Nachdem der erste Schock überwunden war, wurde dann endlich, wie geplant gewrestelt, „don‘t try this at home“ - halt deine Schnauze, Vince McMahon und geh in Deckung bekackte U,S und A. Doch dann tropfte der letzte Tropfen auf den heißen Stein: nach einer Powerbomb, die das Bett zerbersten ließ, wagte die Mutter der Dealerkötte es doch glatt, sich zu beschweren: „Was ist da oben los?
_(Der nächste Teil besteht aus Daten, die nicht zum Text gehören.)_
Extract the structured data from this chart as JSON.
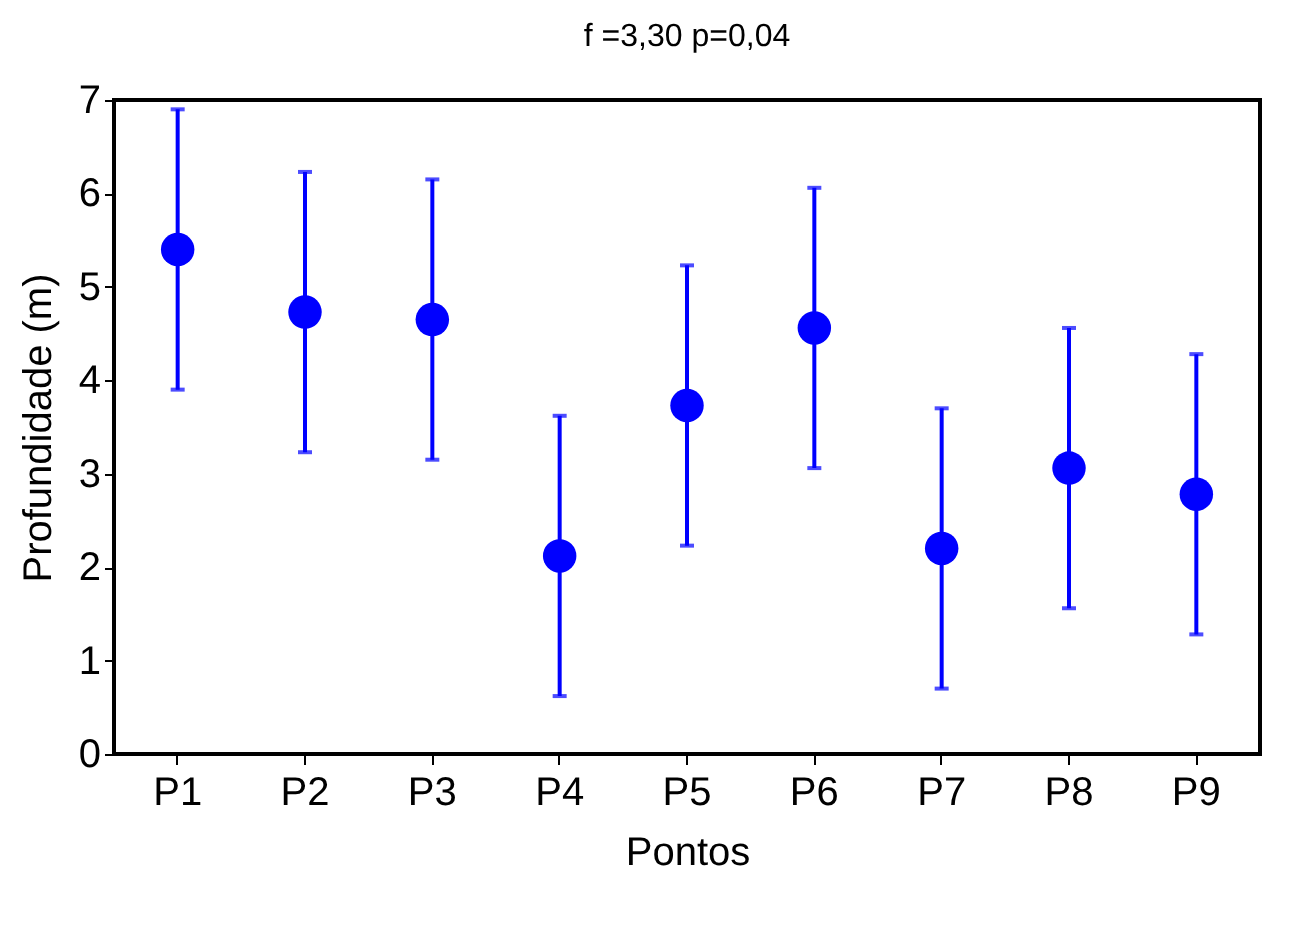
{
  "chart_data": {
    "type": "scatter",
    "title": "f =3,30 p=0,04",
    "xlabel": "Pontos",
    "ylabel": "Profundidade (m)",
    "categories": [
      "P1",
      "P2",
      "P3",
      "P4",
      "P5",
      "P6",
      "P7",
      "P8",
      "P9"
    ],
    "values": [
      5.4,
      4.73,
      4.65,
      2.12,
      3.73,
      4.56,
      2.2,
      3.06,
      2.78
    ],
    "errors": [
      1.5,
      1.5,
      1.5,
      1.5,
      1.5,
      1.5,
      1.5,
      1.5,
      1.5
    ],
    "color": "#0000ff",
    "marker": "circle",
    "ylim": [
      0,
      7
    ],
    "yticks": [
      0,
      1,
      2,
      3,
      4,
      5,
      6,
      7
    ],
    "grid": false
  }
}
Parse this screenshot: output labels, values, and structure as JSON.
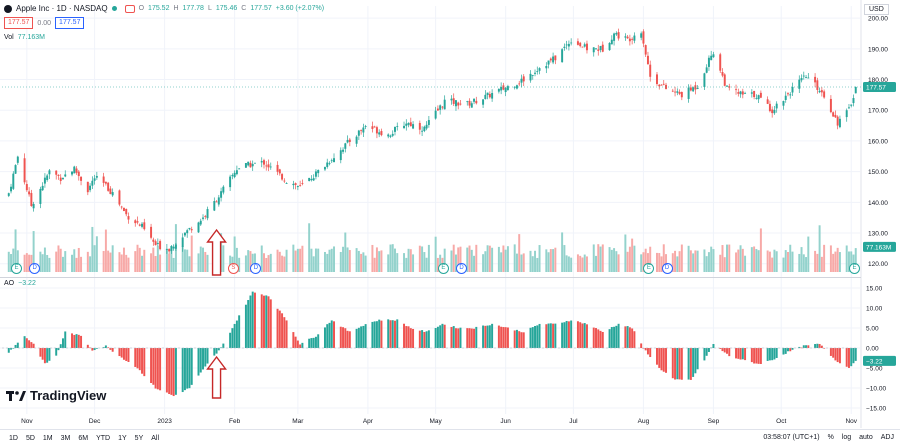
{
  "header": {
    "symbol": "Apple Inc · 1D · NASDAQ",
    "ohlc": {
      "o_label": "O",
      "o": "175.52",
      "h_label": "H",
      "h": "177.78",
      "l_label": "L",
      "l": "175.46",
      "c_label": "C",
      "c": "177.57",
      "chg": "+3.60 (+2.07%)"
    },
    "sell_price": "177.57",
    "spread": "0.00",
    "buy_price": "177.57",
    "vol_label": "Vol",
    "vol_value": "77.163M",
    "ao_label": "AO",
    "ao_value": "−3.22"
  },
  "currency": "USD",
  "price_tag": "177.57",
  "volume_tag": "77.163M",
  "ao_tag": "−3.22",
  "logo_text": "TradingView",
  "timeframes": [
    "1D",
    "5D",
    "1M",
    "3M",
    "6M",
    "YTD",
    "1Y",
    "5Y",
    "All"
  ],
  "status": {
    "time": "03:58:07 (UTC+1)",
    "pct": "%",
    "log": "log",
    "auto": "auto",
    "adj": "ADJ"
  },
  "colors": {
    "up": "#26a69a",
    "down": "#ef5350",
    "vol_up": "#93d2cc",
    "vol_down": "#f7a9a7",
    "arrow": "#c62828",
    "price_line": "#26a69a"
  },
  "event_icons": [
    {
      "letter": "E",
      "date": "2022-10-27",
      "color": "#26a69a"
    },
    {
      "letter": "D",
      "date": "2022-11-04",
      "color": "#2962ff"
    },
    {
      "letter": "S",
      "date": "2023-01-31",
      "color": "#ef5350"
    },
    {
      "letter": "D",
      "date": "2023-02-10",
      "color": "#2962ff"
    },
    {
      "letter": "E",
      "date": "2023-05-04",
      "color": "#26a69a"
    },
    {
      "letter": "D",
      "date": "2023-05-12",
      "color": "#2962ff"
    },
    {
      "letter": "E",
      "date": "2023-08-03",
      "color": "#26a69a"
    },
    {
      "letter": "D",
      "date": "2023-08-11",
      "color": "#2962ff"
    },
    {
      "letter": "E",
      "date": "2023-11-02",
      "color": "#26a69a"
    }
  ],
  "chart_data": [
    {
      "type": "candlestick",
      "title": "Apple Inc · 1D · NASDAQ",
      "x_ticks": [
        "Nov",
        "Dec",
        "2023",
        "Feb",
        "Mar",
        "Apr",
        "May",
        "Jun",
        "Jul",
        "Aug",
        "Sep",
        "Oct",
        "Nov"
      ],
      "y_ticks": [
        120,
        130,
        140,
        150,
        160,
        170,
        180,
        190,
        200
      ],
      "ylim": [
        116,
        202
      ],
      "last_close": 177.57,
      "anchors_close": [
        [
          "2022-10-24",
          143
        ],
        [
          "2022-10-28",
          155
        ],
        [
          "2022-11-03",
          139
        ],
        [
          "2022-11-11",
          150
        ],
        [
          "2022-11-16",
          148
        ],
        [
          "2022-11-22",
          151
        ],
        [
          "2022-11-28",
          144
        ],
        [
          "2022-12-01",
          148
        ],
        [
          "2022-12-05",
          146
        ],
        [
          "2022-12-09",
          143
        ],
        [
          "2022-12-15",
          136
        ],
        [
          "2022-12-22",
          132
        ],
        [
          "2022-12-28",
          126
        ],
        [
          "2023-01-03",
          125
        ],
        [
          "2023-01-10",
          130
        ],
        [
          "2023-01-18",
          135
        ],
        [
          "2023-01-26",
          143
        ],
        [
          "2023-02-02",
          151
        ],
        [
          "2023-02-06",
          152
        ],
        [
          "2023-02-14",
          153
        ],
        [
          "2023-02-24",
          147
        ],
        [
          "2023-03-02",
          145
        ],
        [
          "2023-03-10",
          150
        ],
        [
          "2023-03-17",
          155
        ],
        [
          "2023-03-24",
          160
        ],
        [
          "2023-03-31",
          165
        ],
        [
          "2023-04-10",
          162
        ],
        [
          "2023-04-18",
          166
        ],
        [
          "2023-04-26",
          164
        ],
        [
          "2023-05-05",
          173
        ],
        [
          "2023-05-15",
          172
        ],
        [
          "2023-05-22",
          174
        ],
        [
          "2023-05-31",
          177
        ],
        [
          "2023-06-09",
          180
        ],
        [
          "2023-06-16",
          184
        ],
        [
          "2023-06-23",
          187
        ],
        [
          "2023-06-30",
          193
        ],
        [
          "2023-07-07",
          190
        ],
        [
          "2023-07-14",
          190
        ],
        [
          "2023-07-19",
          195
        ],
        [
          "2023-07-25",
          193
        ],
        [
          "2023-07-31",
          196
        ],
        [
          "2023-08-04",
          181
        ],
        [
          "2023-08-11",
          177
        ],
        [
          "2023-08-18",
          175
        ],
        [
          "2023-08-25",
          178
        ],
        [
          "2023-08-31",
          188
        ],
        [
          "2023-09-01",
          189
        ],
        [
          "2023-09-07",
          177
        ],
        [
          "2023-09-14",
          175
        ],
        [
          "2023-09-20",
          175
        ],
        [
          "2023-09-27",
          170
        ],
        [
          "2023-10-06",
          177
        ],
        [
          "2023-10-12",
          181
        ],
        [
          "2023-10-19",
          176
        ],
        [
          "2023-10-26",
          166
        ],
        [
          "2023-10-31",
          170
        ],
        [
          "2023-11-03",
          177.57
        ]
      ],
      "ohlc_last": {
        "open": 175.52,
        "high": 177.78,
        "low": 175.46,
        "close": 177.57
      }
    },
    {
      "type": "bar",
      "title": "Vol",
      "last_value": "77.163M",
      "note": "daily volume histogram"
    },
    {
      "type": "bar",
      "title": "AO",
      "y_ticks": [
        -15,
        -10,
        -5,
        0,
        5,
        10,
        15
      ],
      "ylim": [
        -15.5,
        15.5
      ],
      "last_value": -3.22,
      "anchors": [
        [
          "2022-10-24",
          -1
        ],
        [
          "2022-10-31",
          3
        ],
        [
          "2022-11-04",
          1
        ],
        [
          "2022-11-09",
          -4
        ],
        [
          "2022-11-14",
          -2
        ],
        [
          "2022-11-18",
          4
        ],
        [
          "2022-11-25",
          3
        ],
        [
          "2022-11-30",
          -0.5
        ],
        [
          "2022-12-06",
          0.5
        ],
        [
          "2022-12-12",
          -2
        ],
        [
          "2022-12-20",
          -5
        ],
        [
          "2022-12-28",
          -10
        ],
        [
          "2023-01-05",
          -12
        ],
        [
          "2023-01-12",
          -10
        ],
        [
          "2023-01-20",
          -4
        ],
        [
          "2023-01-26",
          0
        ],
        [
          "2023-02-02",
          7
        ],
        [
          "2023-02-09",
          14
        ],
        [
          "2023-02-16",
          13
        ],
        [
          "2023-02-24",
          7
        ],
        [
          "2023-03-02",
          1
        ],
        [
          "2023-03-09",
          3
        ],
        [
          "2023-03-16",
          7
        ],
        [
          "2023-03-24",
          4
        ],
        [
          "2023-03-31",
          6
        ],
        [
          "2023-04-06",
          7
        ],
        [
          "2023-04-14",
          7
        ],
        [
          "2023-04-20",
          5
        ],
        [
          "2023-04-27",
          4
        ],
        [
          "2023-05-04",
          6
        ],
        [
          "2023-05-11",
          5
        ],
        [
          "2023-05-18",
          5
        ],
        [
          "2023-05-26",
          6
        ],
        [
          "2023-06-02",
          5
        ],
        [
          "2023-06-09",
          4
        ],
        [
          "2023-06-16",
          6
        ],
        [
          "2023-06-23",
          6
        ],
        [
          "2023-06-30",
          7
        ],
        [
          "2023-07-07",
          6
        ],
        [
          "2023-07-14",
          4
        ],
        [
          "2023-07-21",
          6
        ],
        [
          "2023-07-27",
          5
        ],
        [
          "2023-08-01",
          0
        ],
        [
          "2023-08-08",
          -5
        ],
        [
          "2023-08-15",
          -8
        ],
        [
          "2023-08-22",
          -8
        ],
        [
          "2023-08-28",
          -3
        ],
        [
          "2023-09-01",
          1
        ],
        [
          "2023-09-08",
          -2
        ],
        [
          "2023-09-14",
          -3
        ],
        [
          "2023-09-21",
          -4
        ],
        [
          "2023-09-27",
          -3
        ],
        [
          "2023-10-04",
          -1
        ],
        [
          "2023-10-11",
          0.5
        ],
        [
          "2023-10-18",
          1
        ],
        [
          "2023-10-25",
          -3
        ],
        [
          "2023-10-31",
          -5
        ],
        [
          "2023-11-03",
          -3.22
        ]
      ]
    }
  ]
}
Reißt ihr die Bude ab oder was?“ Wortgewandt erwiderte die Dealerkötte seiner Mutter, die ihn einst unter Schmerzen gebar: „HALT‘S MAUL DU HURENSOHN!!!!!“ Dennis musste unheimlich lachen, gleichzeitig war es ihm furchtbar unangenehm. Hat er seine eigene Mutter gerade als Hurensohn beschimpft? Dennis rauchte noch schnell zwei Köpfe und ging paralysiert nach Hause. Erst am nächsten Tag hatte er sich gesammelt und fasste den Entschluss: Ich bleib lieber eine normale Kötte und halte mich von Ultrakötten fern.